Glass half-empty: This dude is at 34 percent, a mere one-third of the electorate, on average in states he really needs to win. This is the week Reince moves from hard liquor for breakfast to hard drugs.

If you’re inclined not to panic about any individual poll because (a) poll averages are more reliable than any one survey (smart) or (b) the polls are being SKEWED thanks to a liberal conspiracy to manipulate the data (not smart but inevitable every cycle when the GOP nominee falls behind), I’d point you to the RCP average, which now has Clinton up seven points in a four-way race. That’s easily her biggest lead of the summer. It’s also worth noting that the blockbuster McClatchy poll last week showing Clinton up 15 points seems newly credible in light of the similar margin detected by Monmouth today. It’s always more prudent to stick with the average, but there is some reason now to believe that the average might be lowballing her actual share of the vote at the moment. Either way, given the growing demand on the right for reassurance that things can’t really be this bad and that Trump is actually ahead, someone’s going to get rich before November by starting a paywalled “unskewing” site for the daily polls.

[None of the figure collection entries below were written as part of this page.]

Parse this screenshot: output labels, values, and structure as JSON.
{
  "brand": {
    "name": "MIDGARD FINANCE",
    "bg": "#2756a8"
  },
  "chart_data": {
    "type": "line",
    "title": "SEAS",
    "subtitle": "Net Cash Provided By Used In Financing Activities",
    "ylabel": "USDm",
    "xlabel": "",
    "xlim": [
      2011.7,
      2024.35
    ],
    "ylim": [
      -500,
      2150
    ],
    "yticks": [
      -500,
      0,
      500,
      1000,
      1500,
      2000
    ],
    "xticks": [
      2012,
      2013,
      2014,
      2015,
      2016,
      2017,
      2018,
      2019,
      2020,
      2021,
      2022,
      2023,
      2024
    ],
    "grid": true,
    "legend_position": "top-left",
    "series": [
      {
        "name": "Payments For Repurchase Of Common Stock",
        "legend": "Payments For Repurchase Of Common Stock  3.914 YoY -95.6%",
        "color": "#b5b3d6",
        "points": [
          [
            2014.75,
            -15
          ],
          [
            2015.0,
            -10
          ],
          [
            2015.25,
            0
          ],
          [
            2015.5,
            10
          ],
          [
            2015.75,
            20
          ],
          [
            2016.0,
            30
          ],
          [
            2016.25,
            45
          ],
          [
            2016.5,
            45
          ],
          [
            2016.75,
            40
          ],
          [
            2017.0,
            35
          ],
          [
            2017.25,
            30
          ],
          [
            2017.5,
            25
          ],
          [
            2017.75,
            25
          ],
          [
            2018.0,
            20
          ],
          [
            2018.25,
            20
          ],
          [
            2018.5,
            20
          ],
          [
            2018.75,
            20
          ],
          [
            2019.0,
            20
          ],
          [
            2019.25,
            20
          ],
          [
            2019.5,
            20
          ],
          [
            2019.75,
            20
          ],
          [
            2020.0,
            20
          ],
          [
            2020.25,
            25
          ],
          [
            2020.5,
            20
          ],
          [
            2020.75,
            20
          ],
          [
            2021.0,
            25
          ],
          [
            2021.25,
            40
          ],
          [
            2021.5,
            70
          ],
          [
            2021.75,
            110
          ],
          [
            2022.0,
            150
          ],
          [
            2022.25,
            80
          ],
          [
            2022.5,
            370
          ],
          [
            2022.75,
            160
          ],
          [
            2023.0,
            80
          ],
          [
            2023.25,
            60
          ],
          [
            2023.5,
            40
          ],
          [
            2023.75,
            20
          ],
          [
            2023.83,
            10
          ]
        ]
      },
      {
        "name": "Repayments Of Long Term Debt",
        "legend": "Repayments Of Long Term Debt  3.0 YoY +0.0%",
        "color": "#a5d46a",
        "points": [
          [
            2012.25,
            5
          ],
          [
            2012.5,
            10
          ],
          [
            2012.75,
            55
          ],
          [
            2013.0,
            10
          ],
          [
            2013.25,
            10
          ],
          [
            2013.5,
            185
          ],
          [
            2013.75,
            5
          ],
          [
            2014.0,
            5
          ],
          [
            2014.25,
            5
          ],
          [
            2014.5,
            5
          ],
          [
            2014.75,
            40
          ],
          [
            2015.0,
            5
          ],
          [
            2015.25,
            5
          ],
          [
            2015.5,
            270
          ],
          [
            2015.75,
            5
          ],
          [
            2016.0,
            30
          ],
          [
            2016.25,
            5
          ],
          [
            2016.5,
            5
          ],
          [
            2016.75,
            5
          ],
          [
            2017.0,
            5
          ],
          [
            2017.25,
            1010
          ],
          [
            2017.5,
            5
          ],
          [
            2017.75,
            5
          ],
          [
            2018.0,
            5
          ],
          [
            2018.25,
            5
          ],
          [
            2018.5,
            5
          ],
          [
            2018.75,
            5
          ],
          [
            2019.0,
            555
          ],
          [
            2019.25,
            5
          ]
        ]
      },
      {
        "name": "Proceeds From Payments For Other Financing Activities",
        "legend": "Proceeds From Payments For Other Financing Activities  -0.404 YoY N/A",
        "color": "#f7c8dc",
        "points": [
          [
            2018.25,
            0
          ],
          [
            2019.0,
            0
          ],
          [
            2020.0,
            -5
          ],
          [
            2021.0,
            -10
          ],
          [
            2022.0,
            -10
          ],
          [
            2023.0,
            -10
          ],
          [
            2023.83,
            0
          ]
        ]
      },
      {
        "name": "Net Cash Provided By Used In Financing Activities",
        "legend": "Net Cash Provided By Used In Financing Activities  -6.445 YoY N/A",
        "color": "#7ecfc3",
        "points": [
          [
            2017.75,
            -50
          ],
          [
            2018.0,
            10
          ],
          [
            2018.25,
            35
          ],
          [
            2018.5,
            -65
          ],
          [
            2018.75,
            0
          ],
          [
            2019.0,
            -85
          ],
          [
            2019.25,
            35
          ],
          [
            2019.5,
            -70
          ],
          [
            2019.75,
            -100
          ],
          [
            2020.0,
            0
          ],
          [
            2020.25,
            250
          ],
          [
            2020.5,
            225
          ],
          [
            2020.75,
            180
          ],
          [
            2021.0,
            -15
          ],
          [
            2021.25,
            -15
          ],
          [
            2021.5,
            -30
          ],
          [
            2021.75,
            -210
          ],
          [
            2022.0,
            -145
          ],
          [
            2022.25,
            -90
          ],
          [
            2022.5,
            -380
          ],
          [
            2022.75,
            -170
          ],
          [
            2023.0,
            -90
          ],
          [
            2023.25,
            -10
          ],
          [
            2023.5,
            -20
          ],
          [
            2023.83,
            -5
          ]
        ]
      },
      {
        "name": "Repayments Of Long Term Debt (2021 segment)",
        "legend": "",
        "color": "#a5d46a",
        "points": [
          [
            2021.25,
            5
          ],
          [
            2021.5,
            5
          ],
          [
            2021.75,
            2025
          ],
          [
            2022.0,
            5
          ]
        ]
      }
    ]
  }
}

One last thing about the sample here: It’s 35D/26R/39I, which is a bit bluer than the electorate was in 2012 according to the exit polls at the time (38D/32R/29I). Doesn’t that prove that Monmouth’s poll is “biased” towards Democrats? Well, no, for the simple reason that the composition of the electorate changes every year. It may well be that there are more self-identified Democrats at the polls this fall than Republicans. In fact, given some of the discontent on the right with Trump, it may be that many people who identified as Republican in 2012 have now shifted to independent, which would explain the smaller number of Rs and higher numbers of I’s in the Monmouth numbers. Notice too that the share of Ds is also down from 2012, which might be explained by some disgusted Bernie fans shifting from Democrat to independent. It’s hard to draw firm conclusions about “skewing” from a sample unless the numbers are outlandishly out of whack with what we’d expect to see.